As you compare/contrast NAS device performance, be sure that you understand the disk architecture in each case and see oranges to oranges comparisons (i.e, how does each one compare with the RAID architecture that you are interested in using - NAS devices that support RAID typically offer several RAID architectures). Also be sure that the numbers that you see are based on the kind of disk activity you will be using. It doesn't do much good to get a solution that is great at random small file reads (due to heavy use of cache and read-ahead) but ends up running out of steam when faced with steady sequential reads through the entire file system where cache is drained and read-ahead can't stay ahead.
Once you get past the NAS device's disk architecture, you should consider the file sharing protocol. Supposedly (I have no authoritative testing results) CIFS/SMB (Windows file sharing) has a 10% to 15% performance penalty compared to NFS (Unix file sharing). I have no idea how Apple's native file sharing protocol (AFP) compares, but (I think) OS X can do all three, so you have some freedom to select the best one for the devices that you are using. Of course, since there are multiple implementations of each file sharing protocol and the underlying TCP stacks, there are no hard and fast conclusions that you can draw about which specific implementation is better without testing. One vendor's NFS may suck, and hence another vendors good CIFS/SMB may beat its pants off, even if the NFS protocol is theoretically faster than the CIFS/SMB protocol.
Whichever file sharing protocol you choose, its very possible it will default to operation over TCP rather than UDP. If so, you should pay attention to how you tune your file sharing protocol READ/WRITE transaction sizes (if you can), and how you tune your TCP stack (windows sizes) to get the best performance possible. If you use an implementation over UDP, you still have to pay attention to how you set your READ/WRITE buffer sizes and how your system deals with IP fragmentation if the UDP PDU size exceeds what fits in a single IP packet due to the READ/WRITE sizes you set.
Finally, make sure that your network infrastructure is capable of supporting the data transfer rates you envision.
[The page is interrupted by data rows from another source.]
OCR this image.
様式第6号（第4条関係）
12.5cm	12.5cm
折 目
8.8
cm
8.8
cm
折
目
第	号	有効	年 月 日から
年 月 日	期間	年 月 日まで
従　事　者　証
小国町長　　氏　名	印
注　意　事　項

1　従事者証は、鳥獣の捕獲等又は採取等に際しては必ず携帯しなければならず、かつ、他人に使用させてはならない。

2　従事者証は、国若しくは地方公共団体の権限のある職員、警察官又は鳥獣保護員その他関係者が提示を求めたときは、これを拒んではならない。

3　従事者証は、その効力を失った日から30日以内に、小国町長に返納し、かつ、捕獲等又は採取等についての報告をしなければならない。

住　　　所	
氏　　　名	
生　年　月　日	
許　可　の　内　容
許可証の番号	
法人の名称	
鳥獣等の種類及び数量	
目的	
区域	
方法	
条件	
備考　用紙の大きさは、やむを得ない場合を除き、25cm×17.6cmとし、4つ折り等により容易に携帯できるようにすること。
Not all gigabit switches have full wire-speed non-blocking performance on all ports simultaneously, and the ones that do are very expensive. You don't necessarily need full non-blocking backplanes based on your scenario, but make sure that whatever switch you do use has enough backplane capacity to handle your file transfers and any other simultaneous activity you will have going through the same switch.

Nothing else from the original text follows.